Gelingt eine Adaptation der Sehnenenden nicht auf konservativem Weg oder ist eine konsequente Plantarflexion z.B. aufgrund von Compliance-Problemen nicht gewährleistet, wird operiert. Oft bedürfen Sehnenrisse nahe des Ansatzes einer operativen Therapie. Dabei können auch Begleitpathologien wie Exostosen vom Chirurgen gleich mitentfernt werden.
Für die Sehnennaht stehen offene, aber auch Mini-open-Verfahren mit einem perkutanen Nahtkonzept zur Verfügung. Die verschiedenen Techniken zielen immer darauf ab, die Sehnenenden wieder reissfest zu verbinden. Bei älteren Rupturen, degenerativen Veränderungen oder nach ausgeheilten Infekten ist eine End-zu-End-Naht oft nicht mehr möglich. Dann können rekonstruktive Verfahren z. B. mit Plantaris-, Gracilis- oder Semitendinosus-Implantaten die Sehnenkontinuität wiederherstellen.
Nach der Operation wird zwischen dem dritten und zehnten Tag teilbelastet, ebenfalls in Plantarflexion (30o). Bis zur vierten Woche steigert der Patient die Belastung und kann ab der sechsten Woche meist die Orthese ganz weglassen. Nach zwei Monaten ist das Fussgelenk im Alltag wieder belastbar und ca. ab dem vierten Monat sind Lauftraining und Schwimmen erlaubt.

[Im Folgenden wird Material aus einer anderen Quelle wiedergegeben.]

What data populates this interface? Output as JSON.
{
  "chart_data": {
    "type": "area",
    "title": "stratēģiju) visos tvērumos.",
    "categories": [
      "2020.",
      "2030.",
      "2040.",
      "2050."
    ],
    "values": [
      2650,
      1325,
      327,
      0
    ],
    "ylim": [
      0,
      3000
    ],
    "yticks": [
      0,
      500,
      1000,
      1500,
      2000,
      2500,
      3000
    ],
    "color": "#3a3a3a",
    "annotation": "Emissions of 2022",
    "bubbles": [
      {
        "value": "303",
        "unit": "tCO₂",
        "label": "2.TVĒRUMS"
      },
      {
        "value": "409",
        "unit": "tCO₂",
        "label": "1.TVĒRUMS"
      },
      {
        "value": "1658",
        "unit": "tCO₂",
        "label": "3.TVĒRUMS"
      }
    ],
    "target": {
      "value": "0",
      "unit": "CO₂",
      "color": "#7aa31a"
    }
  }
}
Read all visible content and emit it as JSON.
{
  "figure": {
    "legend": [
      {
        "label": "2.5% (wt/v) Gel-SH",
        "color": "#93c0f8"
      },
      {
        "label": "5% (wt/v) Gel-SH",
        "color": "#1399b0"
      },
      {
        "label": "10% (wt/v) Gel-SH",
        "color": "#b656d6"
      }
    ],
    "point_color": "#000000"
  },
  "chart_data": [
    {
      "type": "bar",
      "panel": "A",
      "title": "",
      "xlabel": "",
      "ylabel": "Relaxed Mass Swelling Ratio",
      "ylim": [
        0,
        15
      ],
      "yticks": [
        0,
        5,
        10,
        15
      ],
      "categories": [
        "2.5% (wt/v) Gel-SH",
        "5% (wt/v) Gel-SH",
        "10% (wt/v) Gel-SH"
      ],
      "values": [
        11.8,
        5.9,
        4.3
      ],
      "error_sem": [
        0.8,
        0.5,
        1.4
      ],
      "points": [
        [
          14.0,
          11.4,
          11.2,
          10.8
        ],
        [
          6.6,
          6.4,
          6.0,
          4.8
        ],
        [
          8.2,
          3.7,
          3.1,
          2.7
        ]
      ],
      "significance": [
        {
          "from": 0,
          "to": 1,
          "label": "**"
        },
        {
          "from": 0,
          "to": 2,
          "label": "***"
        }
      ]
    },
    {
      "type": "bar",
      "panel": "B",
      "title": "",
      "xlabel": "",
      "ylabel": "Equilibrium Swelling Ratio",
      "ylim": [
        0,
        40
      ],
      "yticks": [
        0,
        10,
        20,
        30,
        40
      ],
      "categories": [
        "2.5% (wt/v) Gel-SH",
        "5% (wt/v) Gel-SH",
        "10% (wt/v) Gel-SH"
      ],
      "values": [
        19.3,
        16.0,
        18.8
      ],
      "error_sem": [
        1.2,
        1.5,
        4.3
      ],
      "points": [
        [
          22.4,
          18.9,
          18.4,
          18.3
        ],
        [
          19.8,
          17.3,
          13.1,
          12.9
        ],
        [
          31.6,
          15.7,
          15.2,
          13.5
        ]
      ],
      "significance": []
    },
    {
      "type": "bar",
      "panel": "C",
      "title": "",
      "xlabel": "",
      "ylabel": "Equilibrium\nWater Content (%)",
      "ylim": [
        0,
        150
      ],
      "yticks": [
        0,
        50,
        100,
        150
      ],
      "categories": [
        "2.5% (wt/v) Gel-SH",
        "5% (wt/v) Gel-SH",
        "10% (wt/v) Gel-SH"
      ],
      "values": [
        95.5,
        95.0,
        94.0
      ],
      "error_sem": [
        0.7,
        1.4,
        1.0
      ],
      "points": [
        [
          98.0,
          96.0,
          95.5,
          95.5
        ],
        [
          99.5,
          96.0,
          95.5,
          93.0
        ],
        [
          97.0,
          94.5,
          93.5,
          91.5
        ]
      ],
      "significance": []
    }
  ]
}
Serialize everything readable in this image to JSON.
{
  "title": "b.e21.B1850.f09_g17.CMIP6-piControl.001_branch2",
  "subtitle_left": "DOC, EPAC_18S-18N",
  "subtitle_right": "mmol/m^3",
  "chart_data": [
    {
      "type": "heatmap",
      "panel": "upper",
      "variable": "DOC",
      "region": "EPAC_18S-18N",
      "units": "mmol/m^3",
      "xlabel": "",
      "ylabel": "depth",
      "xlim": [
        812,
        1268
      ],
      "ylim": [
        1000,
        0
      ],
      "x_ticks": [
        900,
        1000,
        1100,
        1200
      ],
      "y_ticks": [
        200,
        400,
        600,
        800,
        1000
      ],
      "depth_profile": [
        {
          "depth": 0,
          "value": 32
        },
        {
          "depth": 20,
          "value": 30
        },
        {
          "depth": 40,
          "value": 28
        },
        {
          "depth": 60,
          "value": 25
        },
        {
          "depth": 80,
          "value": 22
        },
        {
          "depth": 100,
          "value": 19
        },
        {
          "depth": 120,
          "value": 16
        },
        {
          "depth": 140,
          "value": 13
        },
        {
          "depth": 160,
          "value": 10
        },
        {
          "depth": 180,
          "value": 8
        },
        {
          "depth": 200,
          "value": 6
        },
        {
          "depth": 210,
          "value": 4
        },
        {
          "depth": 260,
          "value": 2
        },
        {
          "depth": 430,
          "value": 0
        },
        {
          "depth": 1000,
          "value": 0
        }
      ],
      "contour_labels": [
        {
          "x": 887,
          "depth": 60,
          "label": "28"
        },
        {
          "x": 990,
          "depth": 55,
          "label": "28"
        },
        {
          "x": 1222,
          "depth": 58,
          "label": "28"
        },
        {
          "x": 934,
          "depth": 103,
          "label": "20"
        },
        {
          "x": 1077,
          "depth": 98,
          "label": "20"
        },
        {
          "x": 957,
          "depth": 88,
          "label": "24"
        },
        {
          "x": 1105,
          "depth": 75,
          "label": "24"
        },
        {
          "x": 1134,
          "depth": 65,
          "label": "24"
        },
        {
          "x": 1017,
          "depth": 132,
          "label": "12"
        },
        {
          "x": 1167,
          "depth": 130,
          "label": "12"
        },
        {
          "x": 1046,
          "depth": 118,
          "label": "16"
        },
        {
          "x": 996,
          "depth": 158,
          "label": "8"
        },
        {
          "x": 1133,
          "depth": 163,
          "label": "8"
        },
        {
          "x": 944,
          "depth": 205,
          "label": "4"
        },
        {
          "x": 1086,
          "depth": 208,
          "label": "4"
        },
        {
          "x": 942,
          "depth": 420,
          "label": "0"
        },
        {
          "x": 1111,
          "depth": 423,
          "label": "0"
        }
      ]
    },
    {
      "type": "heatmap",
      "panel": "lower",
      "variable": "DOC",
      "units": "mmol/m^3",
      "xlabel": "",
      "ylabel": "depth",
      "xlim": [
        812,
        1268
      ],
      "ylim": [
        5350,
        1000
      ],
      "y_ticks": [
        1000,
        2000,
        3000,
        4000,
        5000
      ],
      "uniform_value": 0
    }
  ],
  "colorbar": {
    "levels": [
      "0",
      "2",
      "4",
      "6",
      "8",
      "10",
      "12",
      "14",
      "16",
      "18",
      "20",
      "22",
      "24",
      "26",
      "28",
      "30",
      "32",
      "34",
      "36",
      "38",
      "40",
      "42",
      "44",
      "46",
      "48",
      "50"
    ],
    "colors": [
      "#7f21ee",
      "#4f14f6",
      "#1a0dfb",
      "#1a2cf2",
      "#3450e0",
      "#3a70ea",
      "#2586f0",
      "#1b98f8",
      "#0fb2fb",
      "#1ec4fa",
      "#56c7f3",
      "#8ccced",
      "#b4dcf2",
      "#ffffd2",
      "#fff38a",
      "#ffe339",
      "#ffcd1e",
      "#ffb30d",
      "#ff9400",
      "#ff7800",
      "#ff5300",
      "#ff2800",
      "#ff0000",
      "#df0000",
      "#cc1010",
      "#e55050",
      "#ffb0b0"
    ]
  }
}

Man weiss heute um die Relevanz einer frühfunktionellen Nachbehandlung. Belastung fördert das Remodeling der Sehnenstruktur und die wieder adaptierten Enden heilen besser, wenn sie auch beansprucht werden. Eine Metaanalyse zeigte, dass die Funktion früher und vollständiger wiederhergestellt wird und die Patienten mit dem Ergebnis zufriedener sind.